You can read more about hydrogen in an upcoming Special Report in the October edition of Energy Digital. You can read the magazine here.

Vincenzo Giordano, Director, Sustainability Solutions at ENGIE Impact, is a seasoned energy sector veteran, with 20 years of diverse experience across energy transition strategy design and project implementation. At ENGIE Impact — which provides strategic advisory to help organisations plan their decarbonisation roadmaps — Vincenzo supports large, multinational organisations in their decarbonisation journey, particularly focusing on reduction strategies for Scope 1 and Scope 2 emissions. He also coordinates its European practice on Green Fuels.

Here, Vincenzo discusses not only what businesses can do, but also what the industry more broadly can do, to help hydrogen adoption gain momentum.

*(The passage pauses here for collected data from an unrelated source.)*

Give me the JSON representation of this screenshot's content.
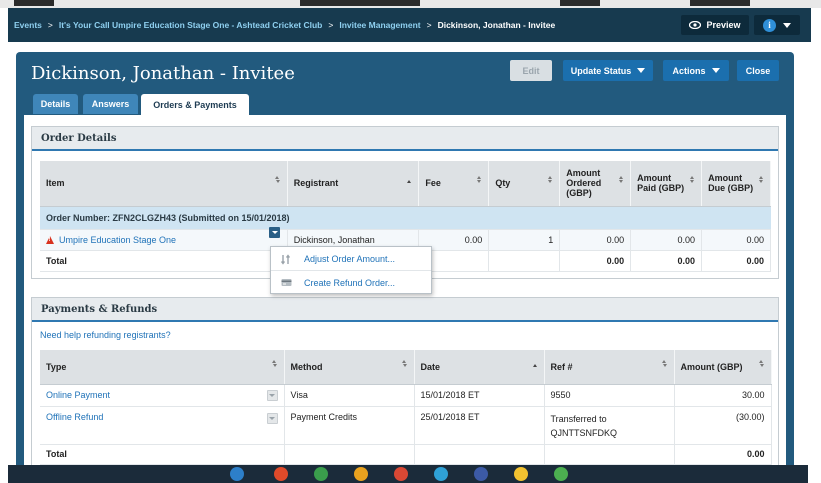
{
  "breadcrumb": {
    "items": [
      "Events",
      "It's Your Call Umpire Education Stage One - Ashtead Cricket Club",
      "Invitee Management"
    ],
    "current": "Dickinson, Jonathan - Invitee",
    "separator": ">"
  },
  "top_actions": {
    "preview_label": "Preview",
    "info_label": "i"
  },
  "modal": {
    "title": "Dickinson, Jonathan - Invitee",
    "buttons": {
      "edit": "Edit",
      "update_status": "Update Status",
      "actions": "Actions",
      "close": "Close"
    },
    "tabs": [
      "Details",
      "Answers",
      "Orders & Payments"
    ],
    "active_tab": "Orders & Payments"
  },
  "order_details": {
    "heading": "Order Details",
    "columns": [
      "Item",
      "Registrant",
      "Fee",
      "Qty",
      "Amount Ordered (GBP)",
      "Amount Paid (GBP)",
      "Amount Due (GBP)"
    ],
    "order_group": "Order Number: ZFN2CLGZH43 (Submitted on 15/01/2018)",
    "rows": [
      {
        "item": "Umpire Education Stage One",
        "registrant": "Dickinson, Jonathan",
        "fee": "0.00",
        "qty": "1",
        "ordered": "0.00",
        "paid": "0.00",
        "due": "0.00"
      }
    ],
    "total": {
      "label": "Total",
      "ordered": "0.00",
      "paid": "0.00",
      "due": "0.00"
    }
  },
  "row_menu": {
    "items": [
      "Adjust Order Amount...",
      "Create Refund Order..."
    ]
  },
  "payments": {
    "heading": "Payments & Refunds",
    "help_link": "Need help refunding registrants?",
    "columns": [
      "Type",
      "Method",
      "Date",
      "Ref #",
      "Amount (GBP)"
    ],
    "rows": [
      {
        "type": "Online Payment",
        "method": "Visa",
        "date": "15/01/2018 ET",
        "ref": "9550",
        "amount": "30.00"
      },
      {
        "type": "Offline Refund",
        "method": "Payment Credits",
        "date": "25/01/2018 ET",
        "ref": "Transferred to QJNTTSNFDKQ",
        "amount": "(30.00)"
      }
    ],
    "total": {
      "label": "Total",
      "amount": "0.00"
    }
  },
  "colors": {
    "breadcrumb_bg": "#173a4f",
    "modal_bg": "#225a7e",
    "primary_button": "#1b6fae",
    "link": "#1f72b8",
    "warning": "#d8331f"
  }
}
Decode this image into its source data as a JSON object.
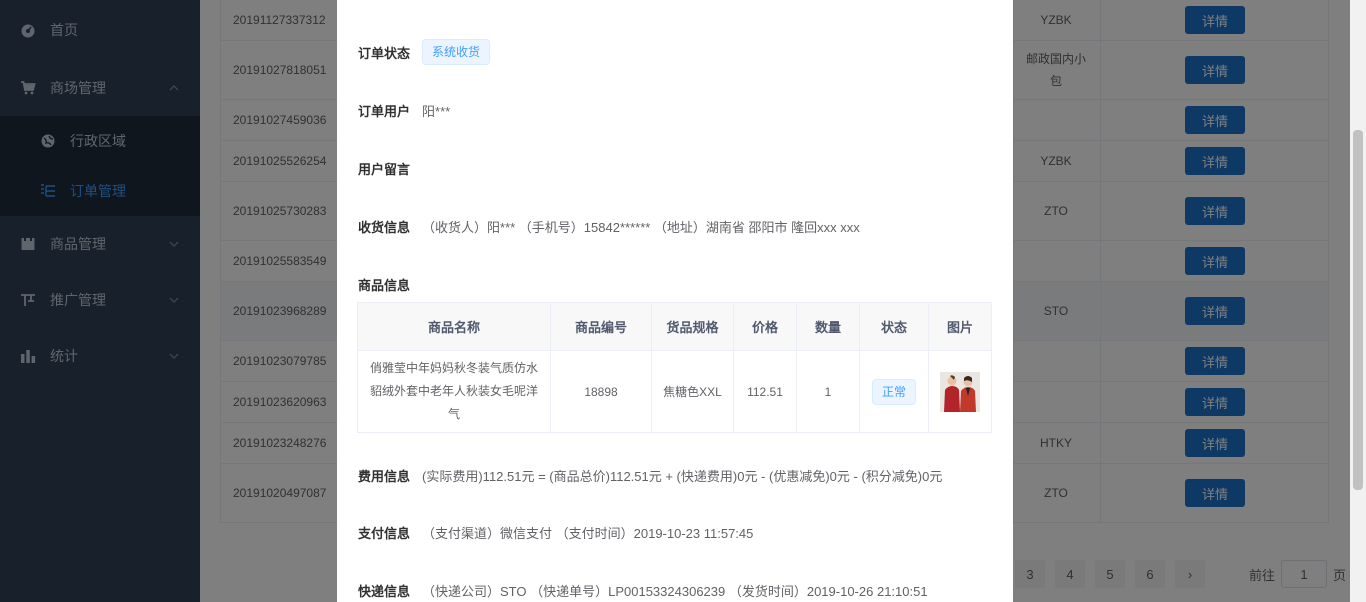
{
  "sidebar": {
    "items": [
      {
        "label": "首页",
        "icon": "dashboard-icon"
      },
      {
        "label": "商场管理",
        "icon": "cart-icon"
      },
      {
        "label": "商品管理",
        "icon": "box-icon"
      },
      {
        "label": "推广管理",
        "icon": "promote-icon"
      },
      {
        "label": "统计",
        "icon": "chart-icon"
      }
    ],
    "sub_items": [
      {
        "label": "行政区域",
        "icon": "globe-icon"
      },
      {
        "label": "订单管理",
        "icon": "list-icon"
      }
    ]
  },
  "orders": [
    {
      "id": "20191127337312",
      "carrier": "YZBK",
      "btn": "详情"
    },
    {
      "id": "20191027818051",
      "carrier": "邮政国内小包",
      "btn": "详情"
    },
    {
      "id": "20191027459036",
      "carrier": "",
      "btn": "详情"
    },
    {
      "id": "20191025526254",
      "carrier": "YZBK",
      "btn": "详情"
    },
    {
      "id": "20191025730283",
      "carrier": "ZTO",
      "btn": "详情"
    },
    {
      "id": "20191025583549",
      "carrier": "",
      "btn": "详情"
    },
    {
      "id": "20191023968289",
      "carrier": "STO",
      "btn": "详情"
    },
    {
      "id": "20191023079785",
      "carrier": "",
      "btn": "详情"
    },
    {
      "id": "20191023620963",
      "carrier": "",
      "btn": "详情"
    },
    {
      "id": "20191023248276",
      "carrier": "HTKY",
      "btn": "详情"
    },
    {
      "id": "20191020497087",
      "carrier": "ZTO",
      "btn": "详情"
    }
  ],
  "pager": {
    "pages": [
      "3",
      "4",
      "5",
      "6"
    ],
    "next": "›",
    "goto_prefix": "前往",
    "goto_value": "1",
    "goto_suffix": "页"
  },
  "dialog": {
    "status_label": "订单状态",
    "status_tag": "系统收货",
    "user_label": "订单用户",
    "user_value": "阳***",
    "message_label": "用户留言",
    "message_value": "",
    "receiver_label": "收货信息",
    "receiver_value": "（收货人）阳*** （手机号）15842****** （地址）湖南省 邵阳市 隆回xxx xxx",
    "goods_label": "商品信息",
    "goods_headers": [
      "商品名称",
      "商品编号",
      "货品规格",
      "价格",
      "数量",
      "状态",
      "图片"
    ],
    "goods_row": {
      "name": "俏雅莹中年妈妈秋冬装气质仿水貂绒外套中老年人秋装女毛呢洋气",
      "sn": "18898",
      "spec": "焦糖色XXL",
      "price": "112.51",
      "qty": "1",
      "status": "正常"
    },
    "fee_label": "费用信息",
    "fee_value": "(实际费用)112.51元 = (商品总价)112.51元 + (快递费用)0元 - (优惠减免)0元 - (积分减免)0元",
    "pay_label": "支付信息",
    "pay_value": "（支付渠道）微信支付 （支付时间）2019-10-23 11:57:45",
    "ship_label": "快递信息",
    "ship_value": "（快递公司）STO （快递单号）LP00153324306239 （发货时间）2019-10-26 21:10:51"
  },
  "colors": {
    "sidebar_bg": "#304156",
    "submenu_bg": "#1f2d3d",
    "active": "#409eff",
    "button": "#1a73c8"
  }
}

Q. Can you talk me through some of the challenges of hydrogen adoption?

The large-scale adoption of hydrogen as an energy carrier faces several significant challenges that need to be addressed:

  • Limited availability: The availability of hydrogen, particularly green hydrogen produced from renewable sources, is still limited due to the developing infrastructure and supply chains required for its production and distribution
  • Slow cost reduction: The costs of producing green hydrogen have not been decreasing as quickly as expected, which makes it challenging for potential users to adopt it at the anticipated level
  • Lack of stable demand: Without a stable, long-term demand for green hydrogen, it is difficult to make a strong business case for investing in hydrogen projects, slowing down progress or leading to avoidance of such investments
  • Need for regulatory and policy support: There is a general expectation that more regulatory interventions and policy support, such as subsidies for production and quotas or mandates for adoption, are necessary to reignite momentum and drive the implementation of green hydrogen projects.

While hydrogen shows great promise, coordinating solutions across this wide range of challenges will be key to ultimately realising its potential as a scalable, zero-emission energy carrier.

Q. How can businesses/governments/countries be strategic with their hydrogen adoption? Is there a particular approach you feel is best fit for success?

Businesses, governments and countries can strategically approach hydrogen adoption by identifying suitable applications where direct electrification is challenging, such as heavy industries and long-haul transportation. Additionally, having a forward-thinking mindset — for example planning hydrogen projects at least five years in advance — is crucial. 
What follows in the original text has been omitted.